Fate of gold and base metals during metamorphic devolatilization of a pelite

Scavenging of gold during metamorphic devolatilization is a widely accepted model for fluid and metal sourcing in orogenic gold deposits. In order to further constrain this process and quantify the capacity of autogenous fluids to release metals from pelites, we investigated the behaviors of S, Au, As, Cu, Pb, and Zn during pelite metamorphic devolatilization using thermodynamic modeling within the Al–As–Au–Cl–Cu–Fe–H–K–Mg–Na–O–Pb–S–Si–Ti–Zn system over a P–T range of 350–650 °C and 0.8–5 kbar.The model revealed that S, Au and base metals are predominantly released via partitioning into the fluid phase during reactions that liberate H2O: the dehydration of chlorite and muscovite, and to a lesser extent, the replacement of pyrite by pyrrhotite. Negligible sulfur is liberated during the pyrite–pyrrhotite transition, because the excess sulfur reacts with Fe in chlorite and muscovite to form pyrrhotite. The sulfidation of chlorite/muscovite releases water, so that a significant amount of Au can be liberated from S-rich pelites at the pyrite to pyrrhotite transition: up to 0.5 ppb Au (as a proportion of bulk rock) can be stripped from a pelite containing 1 wt.% sulfur, whereas only trace amounts of base metals can be mobilized under these conditions.
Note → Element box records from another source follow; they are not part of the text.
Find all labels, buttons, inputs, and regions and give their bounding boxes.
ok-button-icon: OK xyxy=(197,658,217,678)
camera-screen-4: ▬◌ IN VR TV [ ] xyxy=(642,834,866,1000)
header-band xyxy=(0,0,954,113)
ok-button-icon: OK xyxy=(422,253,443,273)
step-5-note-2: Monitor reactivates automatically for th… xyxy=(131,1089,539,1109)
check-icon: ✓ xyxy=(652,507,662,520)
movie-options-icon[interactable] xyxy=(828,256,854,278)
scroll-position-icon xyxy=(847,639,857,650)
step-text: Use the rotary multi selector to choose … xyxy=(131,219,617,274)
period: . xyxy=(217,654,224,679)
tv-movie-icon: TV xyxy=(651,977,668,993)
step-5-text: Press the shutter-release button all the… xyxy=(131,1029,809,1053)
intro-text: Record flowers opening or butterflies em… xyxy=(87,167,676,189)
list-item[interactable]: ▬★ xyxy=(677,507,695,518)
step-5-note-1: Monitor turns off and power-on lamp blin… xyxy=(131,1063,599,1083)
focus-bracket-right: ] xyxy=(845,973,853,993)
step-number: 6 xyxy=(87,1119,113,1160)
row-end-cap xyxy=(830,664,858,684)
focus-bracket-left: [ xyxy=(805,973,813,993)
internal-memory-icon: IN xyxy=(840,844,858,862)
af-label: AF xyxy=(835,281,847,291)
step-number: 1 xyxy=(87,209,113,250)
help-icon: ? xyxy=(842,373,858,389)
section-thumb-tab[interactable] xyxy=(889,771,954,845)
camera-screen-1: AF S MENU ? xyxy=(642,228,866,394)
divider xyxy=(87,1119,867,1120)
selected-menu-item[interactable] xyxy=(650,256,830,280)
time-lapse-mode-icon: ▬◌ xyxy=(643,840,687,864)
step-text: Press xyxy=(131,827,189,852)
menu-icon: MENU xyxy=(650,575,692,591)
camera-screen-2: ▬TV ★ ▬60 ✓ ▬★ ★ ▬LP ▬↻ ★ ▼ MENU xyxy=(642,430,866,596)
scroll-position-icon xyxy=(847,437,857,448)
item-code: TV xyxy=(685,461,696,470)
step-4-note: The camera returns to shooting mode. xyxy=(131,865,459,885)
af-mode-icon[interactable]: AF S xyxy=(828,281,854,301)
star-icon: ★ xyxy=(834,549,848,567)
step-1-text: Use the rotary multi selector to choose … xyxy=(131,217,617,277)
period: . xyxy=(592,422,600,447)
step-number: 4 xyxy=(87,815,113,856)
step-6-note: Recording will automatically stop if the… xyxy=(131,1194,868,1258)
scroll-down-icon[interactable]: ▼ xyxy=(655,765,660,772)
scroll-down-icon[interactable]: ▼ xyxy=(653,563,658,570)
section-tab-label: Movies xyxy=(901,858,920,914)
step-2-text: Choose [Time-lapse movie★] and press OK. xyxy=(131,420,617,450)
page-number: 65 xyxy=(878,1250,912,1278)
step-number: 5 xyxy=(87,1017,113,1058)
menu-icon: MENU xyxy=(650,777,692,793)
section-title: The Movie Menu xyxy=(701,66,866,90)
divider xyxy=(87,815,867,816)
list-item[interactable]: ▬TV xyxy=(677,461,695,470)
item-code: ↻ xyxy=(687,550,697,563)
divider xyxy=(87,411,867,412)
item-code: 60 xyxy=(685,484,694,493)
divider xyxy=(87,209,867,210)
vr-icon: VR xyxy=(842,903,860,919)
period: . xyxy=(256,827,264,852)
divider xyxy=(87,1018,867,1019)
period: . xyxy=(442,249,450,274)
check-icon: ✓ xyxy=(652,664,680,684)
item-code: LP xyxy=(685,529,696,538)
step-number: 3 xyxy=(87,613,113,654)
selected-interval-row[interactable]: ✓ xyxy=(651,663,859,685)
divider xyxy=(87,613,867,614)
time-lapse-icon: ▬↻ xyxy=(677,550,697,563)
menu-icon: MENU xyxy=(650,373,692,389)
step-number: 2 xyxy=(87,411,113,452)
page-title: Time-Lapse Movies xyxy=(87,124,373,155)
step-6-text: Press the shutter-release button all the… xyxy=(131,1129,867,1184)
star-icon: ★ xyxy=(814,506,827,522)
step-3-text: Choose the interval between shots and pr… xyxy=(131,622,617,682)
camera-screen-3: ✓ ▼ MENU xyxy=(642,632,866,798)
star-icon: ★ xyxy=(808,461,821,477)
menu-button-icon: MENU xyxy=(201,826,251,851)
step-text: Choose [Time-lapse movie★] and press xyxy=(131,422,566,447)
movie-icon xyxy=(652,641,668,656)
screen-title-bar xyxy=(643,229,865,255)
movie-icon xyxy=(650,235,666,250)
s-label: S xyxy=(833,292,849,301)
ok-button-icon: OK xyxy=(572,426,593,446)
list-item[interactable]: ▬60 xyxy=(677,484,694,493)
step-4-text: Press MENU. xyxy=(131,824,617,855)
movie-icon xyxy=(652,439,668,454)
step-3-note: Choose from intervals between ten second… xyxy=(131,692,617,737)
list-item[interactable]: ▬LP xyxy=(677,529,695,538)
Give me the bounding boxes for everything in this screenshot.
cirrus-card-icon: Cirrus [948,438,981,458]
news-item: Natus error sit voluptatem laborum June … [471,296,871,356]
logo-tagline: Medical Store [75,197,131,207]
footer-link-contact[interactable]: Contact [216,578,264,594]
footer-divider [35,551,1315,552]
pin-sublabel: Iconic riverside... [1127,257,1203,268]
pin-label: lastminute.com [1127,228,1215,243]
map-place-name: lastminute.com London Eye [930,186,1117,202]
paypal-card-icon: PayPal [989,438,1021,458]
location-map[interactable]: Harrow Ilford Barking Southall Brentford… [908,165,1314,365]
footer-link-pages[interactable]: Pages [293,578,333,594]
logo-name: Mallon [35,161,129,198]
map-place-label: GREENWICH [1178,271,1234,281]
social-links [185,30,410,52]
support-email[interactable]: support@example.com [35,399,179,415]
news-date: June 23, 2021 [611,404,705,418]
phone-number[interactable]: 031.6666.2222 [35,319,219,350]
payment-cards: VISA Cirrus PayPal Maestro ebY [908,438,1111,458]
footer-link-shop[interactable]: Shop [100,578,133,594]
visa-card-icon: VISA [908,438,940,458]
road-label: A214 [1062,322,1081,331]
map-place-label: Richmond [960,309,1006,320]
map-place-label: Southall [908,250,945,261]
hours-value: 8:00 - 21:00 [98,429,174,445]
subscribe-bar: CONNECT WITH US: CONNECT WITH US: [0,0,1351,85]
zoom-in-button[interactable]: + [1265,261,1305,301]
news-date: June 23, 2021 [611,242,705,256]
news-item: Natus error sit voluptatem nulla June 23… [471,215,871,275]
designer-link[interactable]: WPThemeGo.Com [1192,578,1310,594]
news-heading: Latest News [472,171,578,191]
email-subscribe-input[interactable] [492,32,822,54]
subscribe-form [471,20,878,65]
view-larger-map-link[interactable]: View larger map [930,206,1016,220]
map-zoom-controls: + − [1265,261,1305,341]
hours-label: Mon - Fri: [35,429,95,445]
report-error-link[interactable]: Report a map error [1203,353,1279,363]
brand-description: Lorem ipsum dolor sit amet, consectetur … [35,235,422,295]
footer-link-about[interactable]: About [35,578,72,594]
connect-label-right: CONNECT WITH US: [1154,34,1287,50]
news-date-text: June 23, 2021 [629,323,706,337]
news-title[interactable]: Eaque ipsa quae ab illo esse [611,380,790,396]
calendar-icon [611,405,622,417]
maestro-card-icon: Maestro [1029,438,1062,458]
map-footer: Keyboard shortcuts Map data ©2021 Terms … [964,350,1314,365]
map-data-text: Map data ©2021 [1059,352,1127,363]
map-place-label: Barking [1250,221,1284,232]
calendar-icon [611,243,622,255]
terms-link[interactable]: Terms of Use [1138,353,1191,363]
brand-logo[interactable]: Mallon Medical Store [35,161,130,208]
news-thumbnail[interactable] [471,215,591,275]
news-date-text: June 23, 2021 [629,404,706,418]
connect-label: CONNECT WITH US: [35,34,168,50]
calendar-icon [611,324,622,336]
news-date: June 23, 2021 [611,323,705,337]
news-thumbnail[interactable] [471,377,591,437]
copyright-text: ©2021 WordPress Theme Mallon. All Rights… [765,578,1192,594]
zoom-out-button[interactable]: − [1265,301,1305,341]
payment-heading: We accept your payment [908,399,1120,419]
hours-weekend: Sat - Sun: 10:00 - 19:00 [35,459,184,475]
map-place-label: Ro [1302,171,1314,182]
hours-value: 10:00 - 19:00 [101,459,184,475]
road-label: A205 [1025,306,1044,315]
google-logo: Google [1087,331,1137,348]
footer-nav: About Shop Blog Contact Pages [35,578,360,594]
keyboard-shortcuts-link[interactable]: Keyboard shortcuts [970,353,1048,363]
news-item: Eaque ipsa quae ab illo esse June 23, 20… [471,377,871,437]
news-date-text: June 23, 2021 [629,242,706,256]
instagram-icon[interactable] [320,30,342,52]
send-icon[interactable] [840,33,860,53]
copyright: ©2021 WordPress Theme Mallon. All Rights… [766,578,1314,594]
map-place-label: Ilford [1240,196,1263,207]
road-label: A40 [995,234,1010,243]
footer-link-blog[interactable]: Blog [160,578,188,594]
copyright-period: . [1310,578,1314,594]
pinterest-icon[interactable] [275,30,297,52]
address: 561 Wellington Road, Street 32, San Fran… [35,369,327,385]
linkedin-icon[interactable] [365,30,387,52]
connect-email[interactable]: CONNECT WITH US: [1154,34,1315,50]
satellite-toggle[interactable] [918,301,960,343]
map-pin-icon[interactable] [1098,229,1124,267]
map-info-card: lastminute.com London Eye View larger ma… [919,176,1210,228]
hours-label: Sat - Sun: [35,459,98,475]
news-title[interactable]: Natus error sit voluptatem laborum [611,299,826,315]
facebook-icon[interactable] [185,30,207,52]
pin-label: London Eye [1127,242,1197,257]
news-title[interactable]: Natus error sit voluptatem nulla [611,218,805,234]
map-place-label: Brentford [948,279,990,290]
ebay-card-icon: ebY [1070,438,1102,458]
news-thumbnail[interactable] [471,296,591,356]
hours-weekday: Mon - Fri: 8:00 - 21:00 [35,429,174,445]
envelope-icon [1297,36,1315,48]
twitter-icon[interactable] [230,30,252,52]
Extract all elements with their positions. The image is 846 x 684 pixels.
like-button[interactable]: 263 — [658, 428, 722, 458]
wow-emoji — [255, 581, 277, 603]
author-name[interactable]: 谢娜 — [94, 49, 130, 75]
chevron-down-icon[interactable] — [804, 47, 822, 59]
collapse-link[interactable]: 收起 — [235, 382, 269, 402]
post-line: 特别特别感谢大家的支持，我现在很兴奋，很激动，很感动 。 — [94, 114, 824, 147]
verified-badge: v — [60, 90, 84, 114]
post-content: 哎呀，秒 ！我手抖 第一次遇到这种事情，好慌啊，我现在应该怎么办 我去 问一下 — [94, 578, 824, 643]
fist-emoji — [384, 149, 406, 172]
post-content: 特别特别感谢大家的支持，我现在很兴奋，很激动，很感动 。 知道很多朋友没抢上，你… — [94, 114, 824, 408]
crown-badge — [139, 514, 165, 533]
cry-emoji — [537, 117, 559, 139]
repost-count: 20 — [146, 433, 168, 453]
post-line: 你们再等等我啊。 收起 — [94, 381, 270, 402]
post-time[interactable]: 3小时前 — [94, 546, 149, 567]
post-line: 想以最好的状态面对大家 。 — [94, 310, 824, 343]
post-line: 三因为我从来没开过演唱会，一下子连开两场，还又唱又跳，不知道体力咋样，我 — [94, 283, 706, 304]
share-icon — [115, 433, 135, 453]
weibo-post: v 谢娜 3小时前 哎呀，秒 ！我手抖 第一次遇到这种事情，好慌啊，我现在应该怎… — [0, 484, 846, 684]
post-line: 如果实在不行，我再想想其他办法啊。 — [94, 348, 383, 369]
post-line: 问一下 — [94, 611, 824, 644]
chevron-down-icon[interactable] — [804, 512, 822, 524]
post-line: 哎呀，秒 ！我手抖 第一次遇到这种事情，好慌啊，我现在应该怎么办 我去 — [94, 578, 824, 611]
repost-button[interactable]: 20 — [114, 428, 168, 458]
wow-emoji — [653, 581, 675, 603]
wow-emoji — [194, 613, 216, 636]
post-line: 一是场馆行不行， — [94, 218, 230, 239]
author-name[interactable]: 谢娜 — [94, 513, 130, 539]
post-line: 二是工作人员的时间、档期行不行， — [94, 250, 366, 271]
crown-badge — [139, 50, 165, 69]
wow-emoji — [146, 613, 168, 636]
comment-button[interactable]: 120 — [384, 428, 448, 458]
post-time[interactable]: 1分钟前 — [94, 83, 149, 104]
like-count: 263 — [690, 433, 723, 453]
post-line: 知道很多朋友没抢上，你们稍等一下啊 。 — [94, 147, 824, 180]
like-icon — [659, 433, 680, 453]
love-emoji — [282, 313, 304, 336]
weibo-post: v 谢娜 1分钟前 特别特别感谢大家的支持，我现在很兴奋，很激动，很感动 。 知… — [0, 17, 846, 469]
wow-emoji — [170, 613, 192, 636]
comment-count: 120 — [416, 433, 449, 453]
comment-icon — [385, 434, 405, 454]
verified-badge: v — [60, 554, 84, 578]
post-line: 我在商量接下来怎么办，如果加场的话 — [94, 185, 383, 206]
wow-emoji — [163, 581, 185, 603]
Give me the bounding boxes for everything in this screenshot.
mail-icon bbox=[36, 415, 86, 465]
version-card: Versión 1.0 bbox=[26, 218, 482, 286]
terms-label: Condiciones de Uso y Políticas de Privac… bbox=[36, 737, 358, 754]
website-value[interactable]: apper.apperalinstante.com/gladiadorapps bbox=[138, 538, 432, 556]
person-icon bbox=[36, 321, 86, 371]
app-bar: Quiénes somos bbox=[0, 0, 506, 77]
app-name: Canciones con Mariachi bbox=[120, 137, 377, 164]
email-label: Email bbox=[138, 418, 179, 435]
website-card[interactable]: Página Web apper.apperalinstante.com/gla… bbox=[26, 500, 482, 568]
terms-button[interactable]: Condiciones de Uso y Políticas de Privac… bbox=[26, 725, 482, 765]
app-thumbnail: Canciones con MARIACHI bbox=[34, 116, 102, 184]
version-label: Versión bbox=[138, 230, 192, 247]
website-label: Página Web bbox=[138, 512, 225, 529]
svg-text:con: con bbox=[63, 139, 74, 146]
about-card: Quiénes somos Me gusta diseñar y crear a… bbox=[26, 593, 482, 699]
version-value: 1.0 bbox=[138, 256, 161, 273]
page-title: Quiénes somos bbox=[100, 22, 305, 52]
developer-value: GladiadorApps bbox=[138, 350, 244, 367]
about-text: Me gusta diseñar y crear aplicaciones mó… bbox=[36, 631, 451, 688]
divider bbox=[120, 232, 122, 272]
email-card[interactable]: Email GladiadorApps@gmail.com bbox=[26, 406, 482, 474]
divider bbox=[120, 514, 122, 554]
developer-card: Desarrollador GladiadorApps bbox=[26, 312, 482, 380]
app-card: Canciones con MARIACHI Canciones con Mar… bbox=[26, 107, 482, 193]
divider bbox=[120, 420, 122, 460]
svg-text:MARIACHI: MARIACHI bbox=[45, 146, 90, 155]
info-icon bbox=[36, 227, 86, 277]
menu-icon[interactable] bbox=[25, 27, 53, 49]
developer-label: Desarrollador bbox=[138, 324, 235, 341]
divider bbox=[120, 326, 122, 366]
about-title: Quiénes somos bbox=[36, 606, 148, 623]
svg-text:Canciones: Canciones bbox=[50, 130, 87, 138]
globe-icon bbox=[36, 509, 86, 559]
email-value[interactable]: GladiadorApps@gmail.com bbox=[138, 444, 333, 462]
Chlorite dehydration is the most important process in metal extraction; up to 2 ppb Au, 1.5 ppm Cu, 1 ppm Pb and 2 ppm Zn (as proportions of bulk rock) can be extracted from a pelite by autogenous fluids upon crossing the greenschist–amphibolite facies boundary. In comparison, an average pelite contains ∼3 ppb Au, indicating that most Au within an average pelite can be scavenged as a result of the breakdown of chlorite.Prograde metamorphism is an efficient mechanism for generating Au-bearing ore fluids: most Au can be extracted during chlorite dehydration from a source rock of average pelitic composition. In contrast, only a small portion of base metals can be released in autogenous fluids, and therefore only minor enrichment in base metals is expected within large orogenic gold deposits in metamorphic terrains, which is consistent with observations globally.